ETA: Looked up this bedding, doesn't sound like it's pine.

Kaytee Soft Granule Blend


----------



## LuellaJean (May 28, 2011)

Okay guys, I'm working on the litter box training- they're doing okay at it, but they're still pretty young- only about 4 months old. Do you think it would help with the litter training if I only had litter in the litterbox? I like the bedding I'm using because it absorbs well and does really well at odor control. I will try the bowls that attach to the sides of the cage for their food and water and see if they like that better. The cage they are in has a hard plastic bottom (no wire) so if I take all the bedding out and just have it in the litterbox, I can find something to put on top of the plastic, but do they need that or is the plastic okay? One of them will chew any kind of fabric within his reach so I don't think a towel or fleece would work for them. Thanks for your feedback, keep it coming!


----------



## dragynflye (May 28, 2011)

it would make it easier to train them if the bedding/litter is only in their litter boxes. having it all over the cage confuses them as to where they are suppose to go. 4 months is not too young to train, but do expect some accidents. mine are around 4 months. outside of the cage, they are perfect. inside the cage, they (especially rue) don't always make it to the box. i just wipe up pee and sweep up the poos with a little hand broom. i use pine pellets in their boxes. pine and cedar SHAVINGS are dangerous, but kiln dried pine PELLETS, like the kind used for horse bedding, cat litter or wood stoves, are safe. i pay $6 for a 40lb bag of horse bedding at my local feed store, and it lasts about a month or so for two rabbits and two cats. feline pine (in the cat litter section of your pet store) is the same thing, but a little more expensive. it's still cheaper than most of the bedding they market specifically for small pets.


----------



## LuellaJean (May 28, 2011)

I've been considering using the wood pellets, I'll have to run by the feed store and pick some up when I finish my current bag of bedding.

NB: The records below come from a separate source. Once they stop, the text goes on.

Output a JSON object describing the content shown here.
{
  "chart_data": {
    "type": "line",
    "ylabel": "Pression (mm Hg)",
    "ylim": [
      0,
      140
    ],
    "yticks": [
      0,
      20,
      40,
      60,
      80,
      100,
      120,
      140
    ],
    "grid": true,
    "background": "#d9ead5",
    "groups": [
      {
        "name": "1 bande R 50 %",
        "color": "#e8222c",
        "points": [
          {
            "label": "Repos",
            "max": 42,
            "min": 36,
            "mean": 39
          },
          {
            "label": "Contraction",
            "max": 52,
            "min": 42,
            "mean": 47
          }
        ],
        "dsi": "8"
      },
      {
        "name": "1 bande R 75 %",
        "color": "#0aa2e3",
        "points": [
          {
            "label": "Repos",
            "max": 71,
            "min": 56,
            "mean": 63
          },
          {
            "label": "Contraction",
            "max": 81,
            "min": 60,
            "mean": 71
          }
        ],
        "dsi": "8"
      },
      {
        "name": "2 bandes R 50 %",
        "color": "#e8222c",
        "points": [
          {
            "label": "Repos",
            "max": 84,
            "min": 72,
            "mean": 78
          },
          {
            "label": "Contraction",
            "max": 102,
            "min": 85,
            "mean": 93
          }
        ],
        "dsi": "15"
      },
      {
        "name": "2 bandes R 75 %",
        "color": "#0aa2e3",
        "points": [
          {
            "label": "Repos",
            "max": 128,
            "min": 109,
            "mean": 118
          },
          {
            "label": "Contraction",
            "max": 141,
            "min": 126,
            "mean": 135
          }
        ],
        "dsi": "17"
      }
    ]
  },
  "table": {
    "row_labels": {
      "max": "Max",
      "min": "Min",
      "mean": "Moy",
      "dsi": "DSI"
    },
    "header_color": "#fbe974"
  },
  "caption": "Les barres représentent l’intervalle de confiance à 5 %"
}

I'll clean their cage and put litter only in their box. Do I need to put something down for them to be on so they're not directly on the plastic bottom of the cage? This is their cage:


----------



## Boz (May 29, 2011)

I use Wood Pine Pellets. It's cheap and doesn't smell at all!

One time I ran out of Pine Pellets so I used some aspen shavings (used for my gerbils). The rabbit room smelled in less than a day of pee! It was bad! Not saying aspen is bad, but for a rabbit, wood shavings and paper based beddings just don't absorb like wood pine pellets do.

As for your question in your last post:
If your rabbits are not big chewers you can put rugs or towels down. Fleece works too (for the chewers too, it's safer). My rabbits don't chew too much so I use pieces of carpet and rugs. But it won't hurt them to be on the plastic. If it is slippery though it might be hard for them to jump in and out of the litter box. I'm not sure how slick those cages are inside. I don't think they are that slippery if I remember!

Hope that helps


----------



## hexi99 (May 29, 2011)

i use paper pellets and aspen bedding. i have tried for a long time to litter train jack sparrow but he just wont take to it. he likes bedding only in the four corners of his cage so thats how i do things for him. my baby bunny is still young so i am going to try to train her. the kind of paper pellets i use is called yesterdays news. i have also used corn cob bedding both are cheap and great for odor control.the dishes i use are heavy ceramic and mine cant tip them over so try that.


----------